There is an interesting video by Justin (the fabrication series) on youtube. He purchased one of these "cold welding" units from China. At the end of the day, He was duplicating the results with high amps, short pulses very little background amps. Ultimately you can keep down lower by using high amps for less time. I use pulse on AC and have only played with it on DC. I think it has its time and place and you should experiment with it. If you get everything done that you need to w/o using pulse, there maybe no reason to use it, but you don't know what you don't know.
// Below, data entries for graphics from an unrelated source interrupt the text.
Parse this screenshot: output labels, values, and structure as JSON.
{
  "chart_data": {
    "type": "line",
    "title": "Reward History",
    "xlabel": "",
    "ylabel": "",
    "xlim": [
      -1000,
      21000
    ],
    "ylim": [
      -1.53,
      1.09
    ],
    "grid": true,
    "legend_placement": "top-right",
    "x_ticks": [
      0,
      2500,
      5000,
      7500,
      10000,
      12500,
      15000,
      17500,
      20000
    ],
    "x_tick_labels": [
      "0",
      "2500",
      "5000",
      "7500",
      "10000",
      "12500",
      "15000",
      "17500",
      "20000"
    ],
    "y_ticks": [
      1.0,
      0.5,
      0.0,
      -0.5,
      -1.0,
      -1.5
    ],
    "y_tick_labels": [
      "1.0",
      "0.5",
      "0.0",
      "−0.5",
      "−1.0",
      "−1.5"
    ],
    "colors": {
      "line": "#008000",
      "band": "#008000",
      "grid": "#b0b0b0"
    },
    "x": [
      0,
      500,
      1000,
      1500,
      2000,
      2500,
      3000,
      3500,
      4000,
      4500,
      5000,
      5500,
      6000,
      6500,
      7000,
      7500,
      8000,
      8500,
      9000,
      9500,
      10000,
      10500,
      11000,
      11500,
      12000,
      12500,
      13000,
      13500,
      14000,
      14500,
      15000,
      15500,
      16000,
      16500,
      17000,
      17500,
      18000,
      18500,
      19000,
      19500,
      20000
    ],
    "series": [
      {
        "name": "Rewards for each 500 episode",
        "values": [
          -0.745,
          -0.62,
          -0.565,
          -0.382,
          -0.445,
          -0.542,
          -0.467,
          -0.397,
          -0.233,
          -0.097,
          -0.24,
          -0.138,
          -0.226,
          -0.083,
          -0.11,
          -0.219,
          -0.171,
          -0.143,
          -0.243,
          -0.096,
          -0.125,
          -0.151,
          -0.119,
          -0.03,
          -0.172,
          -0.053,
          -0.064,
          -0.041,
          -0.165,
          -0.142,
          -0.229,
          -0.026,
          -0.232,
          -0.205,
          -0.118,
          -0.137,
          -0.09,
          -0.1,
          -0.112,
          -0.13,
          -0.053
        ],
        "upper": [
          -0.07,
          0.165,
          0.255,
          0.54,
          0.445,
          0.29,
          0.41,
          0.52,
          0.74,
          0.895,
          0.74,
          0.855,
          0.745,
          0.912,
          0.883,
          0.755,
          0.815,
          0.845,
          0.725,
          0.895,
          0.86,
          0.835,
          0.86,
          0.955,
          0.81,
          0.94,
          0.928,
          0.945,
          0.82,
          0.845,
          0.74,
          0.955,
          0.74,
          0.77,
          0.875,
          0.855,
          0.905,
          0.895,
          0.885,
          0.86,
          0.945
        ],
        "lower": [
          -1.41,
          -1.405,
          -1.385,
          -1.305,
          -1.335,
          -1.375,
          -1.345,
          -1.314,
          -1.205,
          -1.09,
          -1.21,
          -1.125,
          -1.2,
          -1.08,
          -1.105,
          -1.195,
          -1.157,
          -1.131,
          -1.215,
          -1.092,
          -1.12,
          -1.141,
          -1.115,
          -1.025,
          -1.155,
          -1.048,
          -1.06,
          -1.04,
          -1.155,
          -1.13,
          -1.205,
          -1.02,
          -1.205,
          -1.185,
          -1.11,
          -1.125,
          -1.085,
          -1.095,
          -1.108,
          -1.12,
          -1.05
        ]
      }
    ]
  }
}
I plan on running a bunch of coupons trying to replicate the cold welder...see what happens.
"cold welding"


----------



## Weldo (Aug 23, 2020)

That was an interesting video.  The definition I know for "Cold Welding" is a process in which immense pressure is used to bond two base metals together.  He touches in that as well in the middle of the vid somewhere.

I often wondered if one could cold weld with a typical H frame shop press?


----------



## GunsOfNavarone (Aug 23, 2020)

he touches it..... quickly...and lightly!


----------



## rwm (Aug 24, 2020)

Anther thought- I may go ahead and make my own TIG pen.
Robert


----------



## pontiac428 (Aug 24, 2020)

You kids, with all your fancy computer-controlled real-time amperage settings and knobs all over your welders (when I was a kid, the welders had one knob and one switch, that's it!), looking through super rainbow-vision visors that "darken" to full-color automatically... If you need all that fancy technological help to weld, no wonder you need a special finger-operated pen to feed your finger-operated sticks of filler rod!


----------



## General Zod (Aug 24, 2020)

pontiac428 said:


> You kids, with all your fancy computer-controlled real-time amperage settings and knobs all over your welders (when I was a kid, the welders had one knob and one switch, that's it!), looking through super rainbow-vision visors that "darken" to full-color automatically... If you need all that fancy technological help to weld, no wonder you need a special finger-operated pen to feed your finger-operated sticks of filler rod!


 We don't need it, we just have more options now than you did.


----------



## Weldo (Aug 24, 2020)

Haha, I remember in welding school, every booth was set up with a CC/CV inverter from Miller, except one that had an old Lincoln Ideal-Arc 250 with the big crank on the front.  Guess which one I went for!  The old school-ness of that welder really intrigued me.  No computer chips or digital readouts, just a big ass transformer with a movable iron core.  We set it up with a water cooled TIG torch using an aquarium pump and 5 gallon bucket.  I use that set up to this day on my personal welder.  The only negative was that it didn't have the add-on high frequency unit.


----------